There are lots of these plants in flower around the wall of the Sri Ranganatha Temple. As the month comes to a close, foxgloves are coming into flower.

Spring cannot be said to have arrived without hearing cuckoos. Brother Colin heard one at the Lodge in early May and now they are part of the dawn chorus in the valley.

We celebrated Wesak (the day of Buddha’s birth, enlightenment and death) on May 7th. Sister Carol collected some flowers for the shrine, from around the ashram, and brought with them an unexpected visitor who made a surprise appearance at the 9:00 pm puja that evening.

This was a large white crab spider who had left the vase of flowers and decided to settle right on top of the flame that rises from Lord Buddha’s head (to represent His enlightenment). The next day the crab spider had migrated from the Lord and settled on the frame of Shivali’s picture where he stayed until the shrine was dismantled on the 8th and he was put out into the gardens again.

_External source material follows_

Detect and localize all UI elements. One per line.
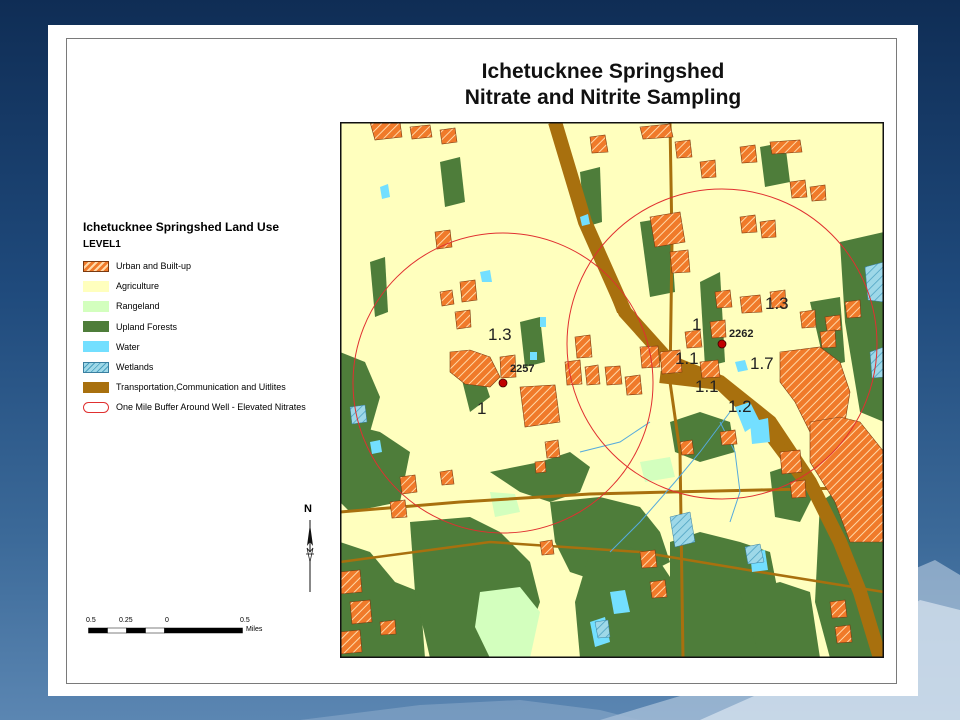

Wesak always falls on a full moon, which this year was a supermoon; this is when the moon is at the closest point to Earth along its orbit around our planet and appears to be 30% brighter and 14% bigger.

The next full supermoon won’t come around until late April in 2021. Hopefully, by then we can all stand, closely, together and look up into the sky at our nearest astronomical neighbour.